Selanjutnya selama periode April-Juni 2020 Covid-19 kembali memberi hantaman yang signifikan, hingga menyebabkan koreksi terhadap kinerja perusahaan. Pihaknya pun menjelaskan bahwa sepanjang semester I 2020, total pangsa pasar perusahaan mencapai 29,3 persen atau turun 3,1 percentage point, sementara volume pengiriman 38,5 miliar batang mencerminkan penurunan sebesar 18,2 persen.
“Sampoerna menyesuaikan strategi perusahaan untuk mempertahankan daya saing bisnisnya dan menjawab tren yang berubah. Sebagai contoh, kami meluncurkan produk SKM atau sigaret kretek mesin tar tinggi untuk merespon pergeseran permintaan ke produk tar yang lebih tinggi," katanya.
Lebih jauh, Mindaugas mengatakan bahwa sepanjang 2019, pangsa pasar sigaret kretek tangan atau SKT Sampoerna tercatat mencapai 36,3 persen, sedangkan pangsa pasar sigaret putih mesin atau SPM dan SKM masing-masing sebesar 57,2 persen dan 29,6 persen.
"Sampoerna berkomitmen untuk terus mendukung pemerintah menciptakan lingkungan bisnis yang lebih kondusif bagi industri tembakau, termasuk perlindungan terhadap bisnis SKT yang merupakan sektor yang paling padat karya," katanya.
Sampoerna, lanjutnya, dengan total karyawan langsung dan tidak langsung sebesar lebih dari 60 ribu orang merupakan produsen SKT terbesar di Indonesia.
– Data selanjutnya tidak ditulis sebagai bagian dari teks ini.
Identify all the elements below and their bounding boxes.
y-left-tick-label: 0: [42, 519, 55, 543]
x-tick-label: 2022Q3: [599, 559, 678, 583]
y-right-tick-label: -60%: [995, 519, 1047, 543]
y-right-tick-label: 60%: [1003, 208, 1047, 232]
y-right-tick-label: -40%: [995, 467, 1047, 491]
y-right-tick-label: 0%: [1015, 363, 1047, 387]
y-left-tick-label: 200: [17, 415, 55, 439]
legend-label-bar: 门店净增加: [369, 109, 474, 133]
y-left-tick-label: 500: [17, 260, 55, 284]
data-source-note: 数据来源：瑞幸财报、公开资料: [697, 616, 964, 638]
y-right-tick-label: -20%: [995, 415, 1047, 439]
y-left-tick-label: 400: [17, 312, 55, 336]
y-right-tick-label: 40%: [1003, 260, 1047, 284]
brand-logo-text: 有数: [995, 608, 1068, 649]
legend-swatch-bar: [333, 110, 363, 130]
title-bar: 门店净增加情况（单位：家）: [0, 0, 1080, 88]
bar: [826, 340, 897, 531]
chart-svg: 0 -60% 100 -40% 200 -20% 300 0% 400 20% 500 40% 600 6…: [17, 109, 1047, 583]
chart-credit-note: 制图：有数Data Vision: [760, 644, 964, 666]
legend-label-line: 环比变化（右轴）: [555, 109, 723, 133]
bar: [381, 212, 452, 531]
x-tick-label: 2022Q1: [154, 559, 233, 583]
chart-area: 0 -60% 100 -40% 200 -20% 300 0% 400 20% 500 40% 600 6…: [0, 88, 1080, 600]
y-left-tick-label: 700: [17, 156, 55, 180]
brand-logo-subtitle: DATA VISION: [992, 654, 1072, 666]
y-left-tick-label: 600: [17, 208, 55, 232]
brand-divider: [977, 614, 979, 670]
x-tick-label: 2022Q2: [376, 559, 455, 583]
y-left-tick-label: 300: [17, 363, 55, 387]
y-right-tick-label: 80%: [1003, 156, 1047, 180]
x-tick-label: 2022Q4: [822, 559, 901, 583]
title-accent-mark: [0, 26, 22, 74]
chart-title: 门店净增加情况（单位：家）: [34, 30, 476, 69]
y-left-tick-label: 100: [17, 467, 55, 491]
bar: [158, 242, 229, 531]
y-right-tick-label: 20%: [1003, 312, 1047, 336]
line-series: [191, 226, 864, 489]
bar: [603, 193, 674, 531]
Sebanyak 50 ribu di antaranya merupakan karyawan SKT di empat pabrik SKT Sampoerna dan 38 mitra produksi sigaret yang tersebar di 27 kota/kabupaten di Pulau Jawa.
Ia menjelaskan, sepanjang 2015-2019, volume penjualan SKT Sampoerna terus terkoreksi. Berdasarkan perhitungan tingkat pertumbuhan tahunan majemuk (CAGR) 5 tahun, volume penjualan SKT perseroan rata-rata berkontraksi 5,4 persen per tahun dari 23,1 miliar batang pada tahun 2015 menjadi 18,4 miliar batang rokok pada tahun 2019.
“Kunci utama untuk melindungi segmen SKT yang padat karya adalah dengan membuat kebijakan cukai yang mendukung daya saingnya dibandingkan rokok mesin, baik SKM maupun SPM, yang jauh lebih sedikit menyerap tenaga kerja. Untuk itu, kami berharap ada keberpihakan bagi segmen SKT dengan tidak menaikkan tarif cukai dan harga jual eceran untuk 2021," harapnya.
Kebijakan tersebut dipandang sangat dibutuhkan dalam iklim bisnis rokok karena akan berimbas pada perekonomian lebih luas, terlebih di tengah krisis ekonomi akibat pandemi Covid-19. "Selain sebagai segmen padat karya, keberadaan pabrik SKT juga memiliki multiplier effect yang signifikan di bidang sosial dan ekonomi di wilayah lokasi pabrik,” tegas Mindaugas.
Sementara itu, untuk segmen rokok mesin, pihaknya mengusulkan kenaikan pajak yang sesuai dengan inflasi dan kebijakan tarif menurut kategori yang ditetapkan untuk tarif downtrading dari segmen golongan 1 pajak tinggi menjadi segmen golongan 2 dan golongan 3. "Kami meyakini bahwa pemerintah dapat mengoptimalkan Penerimaan Perpajakannya dari produk-produk tembakau,” pungkasnya.